Objective: To investigate the use of a capture ELISA and an in vivo MxA assay to determine the occurrence of antibodies and biological responses in a large number of multiple sclerosis (MS) patients treated with interferon-beta.

Background: Beta-interferons (IFN-beta) are widely used in the treatment of MS. A significant number of patients develop neutralizing antibodies (NAbs) to the drug, which may eventually interfere with treatment efficacy. However, therapy fails in a significant number of patients, who do not develop NAbs.

Design/methods: More than 1500 MS patients on interferon-beta therapy were included in the study. Serum and RNA were obtained from all patients 12 hours after injection of IFN-beta. Antibodies to IFN-beta were quantified in serum by capture ELISA and the expression of the MxA and GAPDH by real time PCR. Standard samples were used in all experiments to allow direct comparison of antibody titers and MxA induction among different experiments.

Results: We detected significant titers of binding antibodies to IFN-beta in more than 30% of all patients. The MxA response was reduced in 30% of patients. We found a strong correlation between the level of binding antibody titers and the reduction of the MxA response in vivo. While the majority of patients, who showed a reduced MxA response had binding antibodies, a subgroup of patients had impaired MxA responses in the absence of antibodies. Antibodies with significant reduction of the MxA response persisted in more than 80% of patients when retested 3 months later. The best predictor for a persistent NAb response was the extent of MxA reduction in vivo at the first time point.

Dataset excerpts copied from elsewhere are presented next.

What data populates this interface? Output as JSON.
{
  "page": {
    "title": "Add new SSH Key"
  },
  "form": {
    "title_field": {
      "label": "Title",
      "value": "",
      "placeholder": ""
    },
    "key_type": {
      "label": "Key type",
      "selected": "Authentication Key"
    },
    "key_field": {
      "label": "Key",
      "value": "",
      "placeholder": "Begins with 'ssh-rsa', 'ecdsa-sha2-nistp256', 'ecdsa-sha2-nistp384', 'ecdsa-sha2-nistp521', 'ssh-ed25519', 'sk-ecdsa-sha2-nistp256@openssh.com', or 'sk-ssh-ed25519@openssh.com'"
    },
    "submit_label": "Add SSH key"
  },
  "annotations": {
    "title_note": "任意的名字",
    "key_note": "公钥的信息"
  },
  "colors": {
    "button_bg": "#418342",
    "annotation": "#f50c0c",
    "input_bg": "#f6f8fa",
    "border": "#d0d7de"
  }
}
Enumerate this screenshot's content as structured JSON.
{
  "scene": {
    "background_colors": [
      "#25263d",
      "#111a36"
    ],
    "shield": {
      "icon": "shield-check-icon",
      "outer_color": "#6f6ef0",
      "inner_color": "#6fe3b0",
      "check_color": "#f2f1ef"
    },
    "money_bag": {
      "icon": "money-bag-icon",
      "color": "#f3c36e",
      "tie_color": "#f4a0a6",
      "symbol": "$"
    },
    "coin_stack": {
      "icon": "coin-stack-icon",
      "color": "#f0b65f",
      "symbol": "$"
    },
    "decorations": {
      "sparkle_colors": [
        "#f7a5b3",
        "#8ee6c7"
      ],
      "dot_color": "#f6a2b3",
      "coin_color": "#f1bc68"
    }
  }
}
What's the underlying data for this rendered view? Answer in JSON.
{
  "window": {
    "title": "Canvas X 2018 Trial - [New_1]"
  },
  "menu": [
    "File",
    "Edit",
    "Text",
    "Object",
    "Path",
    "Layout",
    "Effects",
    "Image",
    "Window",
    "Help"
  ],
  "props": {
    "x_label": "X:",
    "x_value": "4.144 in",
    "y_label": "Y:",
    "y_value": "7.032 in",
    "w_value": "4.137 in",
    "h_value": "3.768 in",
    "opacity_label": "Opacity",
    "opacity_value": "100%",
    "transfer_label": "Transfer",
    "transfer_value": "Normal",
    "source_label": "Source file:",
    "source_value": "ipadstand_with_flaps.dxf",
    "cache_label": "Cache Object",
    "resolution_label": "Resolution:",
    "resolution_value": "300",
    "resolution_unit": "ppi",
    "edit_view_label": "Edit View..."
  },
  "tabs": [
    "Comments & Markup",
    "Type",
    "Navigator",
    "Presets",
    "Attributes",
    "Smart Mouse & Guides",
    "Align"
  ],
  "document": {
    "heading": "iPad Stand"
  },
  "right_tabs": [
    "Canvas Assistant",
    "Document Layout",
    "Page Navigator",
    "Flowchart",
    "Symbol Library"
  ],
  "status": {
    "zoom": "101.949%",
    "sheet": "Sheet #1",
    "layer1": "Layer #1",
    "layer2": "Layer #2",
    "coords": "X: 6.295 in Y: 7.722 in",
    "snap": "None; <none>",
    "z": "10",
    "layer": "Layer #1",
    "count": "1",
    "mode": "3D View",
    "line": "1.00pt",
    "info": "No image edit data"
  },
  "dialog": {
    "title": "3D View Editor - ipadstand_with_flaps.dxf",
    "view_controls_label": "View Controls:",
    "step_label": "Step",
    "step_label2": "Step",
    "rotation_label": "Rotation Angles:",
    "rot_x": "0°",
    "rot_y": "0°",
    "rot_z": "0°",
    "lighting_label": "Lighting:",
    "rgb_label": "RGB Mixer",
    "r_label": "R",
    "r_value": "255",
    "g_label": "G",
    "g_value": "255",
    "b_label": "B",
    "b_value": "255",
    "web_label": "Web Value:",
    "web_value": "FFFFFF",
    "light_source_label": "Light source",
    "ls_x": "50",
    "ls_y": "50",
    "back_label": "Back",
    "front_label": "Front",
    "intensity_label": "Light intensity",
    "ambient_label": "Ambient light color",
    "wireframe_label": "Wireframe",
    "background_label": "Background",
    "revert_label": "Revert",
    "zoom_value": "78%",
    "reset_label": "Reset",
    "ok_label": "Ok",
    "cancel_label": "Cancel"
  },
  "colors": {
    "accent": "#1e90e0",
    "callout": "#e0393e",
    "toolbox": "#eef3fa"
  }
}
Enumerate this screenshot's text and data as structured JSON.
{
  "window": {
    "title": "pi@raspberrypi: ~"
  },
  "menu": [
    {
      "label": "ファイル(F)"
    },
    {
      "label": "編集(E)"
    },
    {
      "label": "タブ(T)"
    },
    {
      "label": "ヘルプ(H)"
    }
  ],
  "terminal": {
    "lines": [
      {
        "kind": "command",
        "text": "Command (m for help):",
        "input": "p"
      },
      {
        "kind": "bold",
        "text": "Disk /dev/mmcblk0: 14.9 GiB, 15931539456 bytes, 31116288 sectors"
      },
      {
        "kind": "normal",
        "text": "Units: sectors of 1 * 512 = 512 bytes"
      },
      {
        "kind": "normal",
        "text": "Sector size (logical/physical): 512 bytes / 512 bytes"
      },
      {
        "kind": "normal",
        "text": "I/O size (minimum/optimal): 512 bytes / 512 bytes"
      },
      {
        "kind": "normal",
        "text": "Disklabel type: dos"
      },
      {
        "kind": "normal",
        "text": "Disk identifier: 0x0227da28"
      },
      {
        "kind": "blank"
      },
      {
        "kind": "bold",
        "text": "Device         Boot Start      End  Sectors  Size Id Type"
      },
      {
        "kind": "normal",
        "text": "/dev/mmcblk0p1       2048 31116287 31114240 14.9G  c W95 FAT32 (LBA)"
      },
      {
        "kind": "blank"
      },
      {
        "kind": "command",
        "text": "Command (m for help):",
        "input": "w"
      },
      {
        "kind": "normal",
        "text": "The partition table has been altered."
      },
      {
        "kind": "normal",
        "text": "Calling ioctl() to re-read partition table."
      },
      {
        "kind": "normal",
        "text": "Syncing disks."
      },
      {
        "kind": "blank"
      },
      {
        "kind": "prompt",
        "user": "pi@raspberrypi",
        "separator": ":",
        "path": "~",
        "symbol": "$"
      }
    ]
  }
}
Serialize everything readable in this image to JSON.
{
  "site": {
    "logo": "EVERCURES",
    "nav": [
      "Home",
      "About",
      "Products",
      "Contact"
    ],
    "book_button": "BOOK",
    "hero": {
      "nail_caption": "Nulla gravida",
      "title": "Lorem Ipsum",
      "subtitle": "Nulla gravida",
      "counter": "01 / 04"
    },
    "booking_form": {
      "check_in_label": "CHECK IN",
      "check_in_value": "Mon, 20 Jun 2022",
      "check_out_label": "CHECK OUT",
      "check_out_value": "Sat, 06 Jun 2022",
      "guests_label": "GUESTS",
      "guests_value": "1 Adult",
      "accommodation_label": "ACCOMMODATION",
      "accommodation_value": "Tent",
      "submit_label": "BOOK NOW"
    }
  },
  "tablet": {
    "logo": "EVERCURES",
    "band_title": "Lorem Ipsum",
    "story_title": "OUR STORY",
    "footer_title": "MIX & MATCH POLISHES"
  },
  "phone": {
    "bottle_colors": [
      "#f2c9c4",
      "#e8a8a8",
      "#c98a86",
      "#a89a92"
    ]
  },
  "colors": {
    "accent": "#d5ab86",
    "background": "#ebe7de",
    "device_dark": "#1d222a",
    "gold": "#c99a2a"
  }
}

Conclusions/relevance: The combination of capture ELISA and MxA allows identifying patients with reduced IFN-beta response in vivo. In the majority of patients reduced MxA responses are due to the development of antibodies to IFN-beta. Strong reduction of the MxA response in vivo was a good predictor of persistent NAbs. However, in a subgroup of patients the reduced MxA response might result from non compliance or genetic factors that interfere with the biological activity of IFN-beta. This subgroup of patients may also not fully benefit from IFN-beta therapy.